К этому времени (1922 год) относится и приезд Художественного театра. Я была на спектакле «Три сестры». Помню, как какая-то немка в партере металась и всех спрашивала: «Что происходит, что там происходит?», особенно в сцене после пожара.
Немцам нельзя показывать Чехова. Это вам не Бернард Шоу, который говорил о Чехове: «Вот это драматург! Человек, у которого совершеннейшее чувство театра. Он заставляет вас чувствовать себя новичком!»
Театральную погоду в Берлине делает балетная чета Сахаровых. Он – русский, она – хорошенькая немка, Клотильда.

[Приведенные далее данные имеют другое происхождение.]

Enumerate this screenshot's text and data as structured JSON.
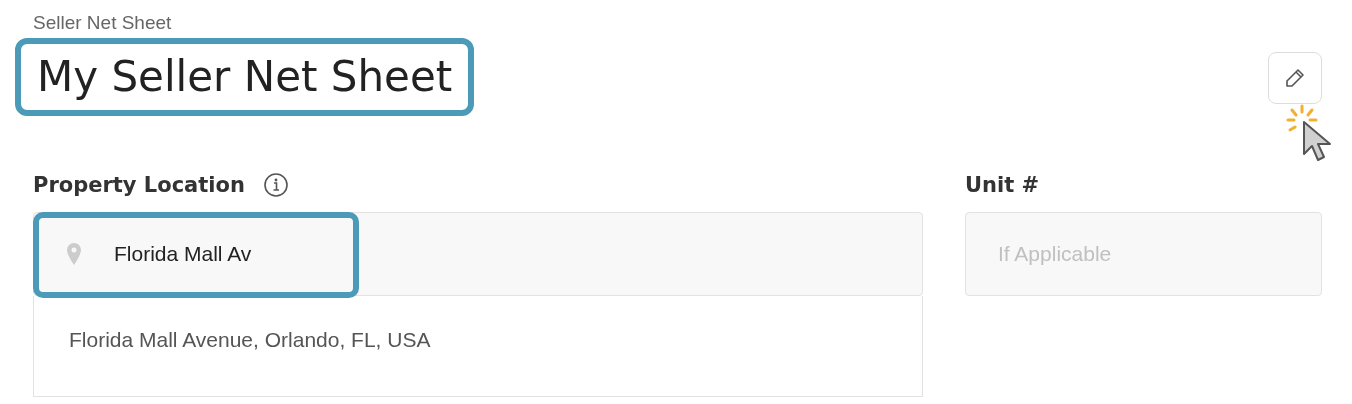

К двадцатым годам относится расцвет немецкой кинематографии. Об этом говорит хотя бы одно только перечисление имен: Пауль Вегенер, Конрад Фейдт, Эмиль Яннингс, Вернер Краус, Хенни Портен, Лия де Путти, Лиль Даговер, Марлен Дитрих, славившаяся, кроме таланта, конечно, своими непревзойденной красоты ногами. Помнится, на экранах надписи: «Жена фараона», «Кабинет доктора Калигари». Все воздавали должное режиссеру Любичу, прославившему себя массовыми сценами.
Иногда в виде развлечения мы ходим в кафе «Ноллендорф». Уж не помню, в этом ли или в каком другом кафе увидела я впервые Эренбурга. Они были давно знакомы с Василевским и остановились поговорить. До чего же он мне не понравился! (Во-первых, почему писатель должен ходить всклокоченным? Можно ведь и причесаться!) А потом разговаривал он «через губу», недружелюбно. Я наблюдала его несколько раз. Ох, не хотела бы я зависеть от этого человека!